Sexual dimorphism of diseases

The most striking differences among individuals in a population are often those between the sexes. Such dimorphism is often characterized by obvious differences in morphology and behavior, as well as in a number of differences in physiological functions, including immunity, metabolism, and disease outcome. The sex of the host influences both the dynamics of infections and host symptoms. The sexual dimorphism regarding the response to infection is generally seen as a by-product of the sex-specific roles in reproduction (e.g. males in mammals have a lower immune efficiency because of the physicial interaction between antibodies and testosterone). I am working on the hypothesis that the sexual dimorphism is partly due to the adaptation of the hosts and of the parasites in response to sex-specific exposure to infections.

In collaboration with the lab of Jennifer Regan, we have recently reviewed that Drosophila are almost always dimorphic when it comes to respond to an infection (Belmonte et al., 2020).

During my time in Cornell, in the Laboratory of Brian Lazzaro, we have shown that part of the reason for this dimorphism is due to a difference in resistance. Using statistical methods, we were able to compare the dynamic intra-host between sexes and we have shown that males control the bacterial proliferation on average few hours earlier than females which makes for the whole difference in survival (Duneau et al., 2017).

Using whole genome transcriptomics and functional genetic tools, that allow us to modify host characteristics, we showed that this difference in resistance was due to a difference in innate immunity.

More particularly, males and females differ in their recognition of Gram-negative and Gram-positive bacterial infection by the Toll pathway via the Persephone branch of the immune system. Hence, our results suggest not only that studies on immunity should include both sexes, a practice that concern so far only 14% of the studies with (Drosophila) (Belmonte et al., 2020), but also that both sexes represents different environments to their parasites, an observation that is likely to play a role on parasite evolution.

I have been interested in parasite sex-specific evolution since when I was working with Daphnia, a small crustacean living in ponds throughout the world. Research on the Daphnia model has almost always been done in females. This is due to the fact that in most natural conditions the populations are overwhelmingly female. Such extreme bias in sex-ratio, provided the perfect setting to test whether parasites in those populations were better adapted to the characteristics of the sex they encountered the most frequenty. Together with my PhD supervisor Dieter Ebert, we first proposed that a parasite is all the more likely to adapt to one sex that, on the one hand, it proliferates more often in one sex than in the other and, on the other hand, the differences between the sexes are important (Duneau and Ebert, 2012). In this article, I list a number of conditions under which parasites can be expected to adapt to one sex of their host. I argue on the basis of examples that the sex differences in symptoms and prevalence described for many parasites are partly explained by the properties of the parasite and not only, as is commonly claimed, by those of the host.
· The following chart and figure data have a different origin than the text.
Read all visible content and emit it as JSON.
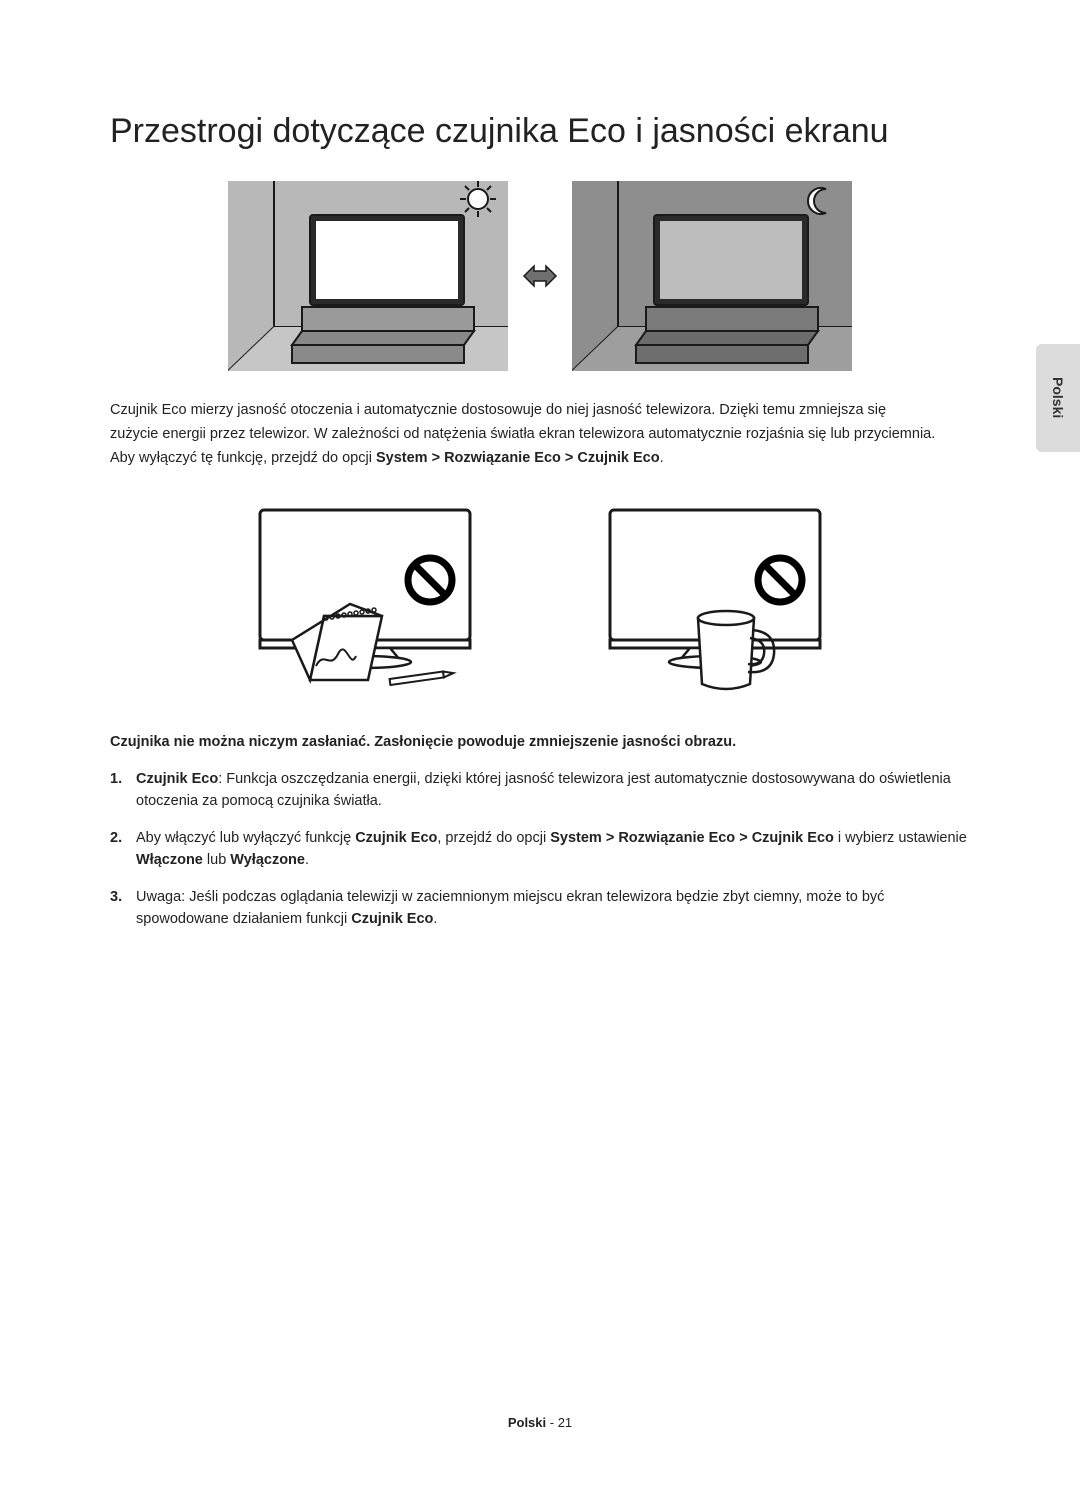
{
  "title": "Przestrogi dotyczące czujnika Eco i jasności ekranu",
  "side_tab": "Polski",
  "para": {
    "l1": "Czujnik Eco mierzy jasność otoczenia i automatycznie dostosowuje do niej jasność telewizora. Dzięki temu zmniejsza się",
    "l2": "zużycie energii przez telewizor. W zależności od natężenia światła ekran telewizora automatycznie rozjaśnia się lub przyciemnia.",
    "l3a": "Aby wyłączyć tę funkcję, przejdź do opcji ",
    "l3b": "System > Rozwiązanie Eco > Czujnik Eco",
    "l3c": "."
  },
  "warn": "Czujnika nie można niczym zasłaniać. Zasłonięcie powoduje zmniejszenie jasności obrazu.",
  "list": [
    {
      "num": "1.",
      "parts": [
        {
          "b": true,
          "t": "Czujnik Eco"
        },
        {
          "b": false,
          "t": ": Funkcja oszczędzania energii, dzięki której jasność telewizora jest automatycznie dostosowywana do oświetlenia otoczenia za pomocą czujnika światła."
        }
      ]
    },
    {
      "num": "2.",
      "parts": [
        {
          "b": false,
          "t": "Aby włączyć lub wyłączyć funkcję "
        },
        {
          "b": true,
          "t": "Czujnik Eco"
        },
        {
          "b": false,
          "t": ", przejdź do opcji "
        },
        {
          "b": true,
          "t": "System > Rozwiązanie Eco > Czujnik Eco"
        },
        {
          "b": false,
          "t": " i wybierz ustawienie "
        },
        {
          "b": true,
          "t": "Włączone"
        },
        {
          "b": false,
          "t": " lub "
        },
        {
          "b": true,
          "t": "Wyłączone"
        },
        {
          "b": false,
          "t": "."
        }
      ]
    },
    {
      "num": "3.",
      "parts": [
        {
          "b": false,
          "t": "Uwaga: Jeśli podczas oglądania telewizji w zaciemnionym miejscu ekran telewizora będzie zbyt ciemny, może to być spowodowane działaniem funkcji "
        },
        {
          "b": true,
          "t": "Czujnik Eco"
        },
        {
          "b": false,
          "t": "."
        }
      ]
    }
  ],
  "footer": {
    "lang": "Polski",
    "sep": " - ",
    "page": "21"
  },
  "colors": {
    "stroke": "#1a1a1a",
    "room_fill": "#b8b8b8",
    "room_dark": "#8e8e8e",
    "tv_fill": "#ffffff",
    "prohibit": "#000000"
  }
}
We then tested my hypothesis with Daphnia magna and its parasitic bacterium Pasteuria ramosa Duneau et al., 2012. This pathogen evolves in host populations that are predominantly female and we were able to show that, as expected, it exploited females better than males. The parasite was known to induce castration of its host (female) as an adaptation to induce gigantism and increase the carrying capacity of its environment. We confirmed that the parasite induced an increase in carrying capacity through gigantism in females. However, if the males were also castrated by the infection, this had no effect on their size. In fact, the adaptation that is advantageous when the females are infected (the common host) is not advantageous when the males are infected. We therefore revealed a sex-specific adaptation of a parasite in nature.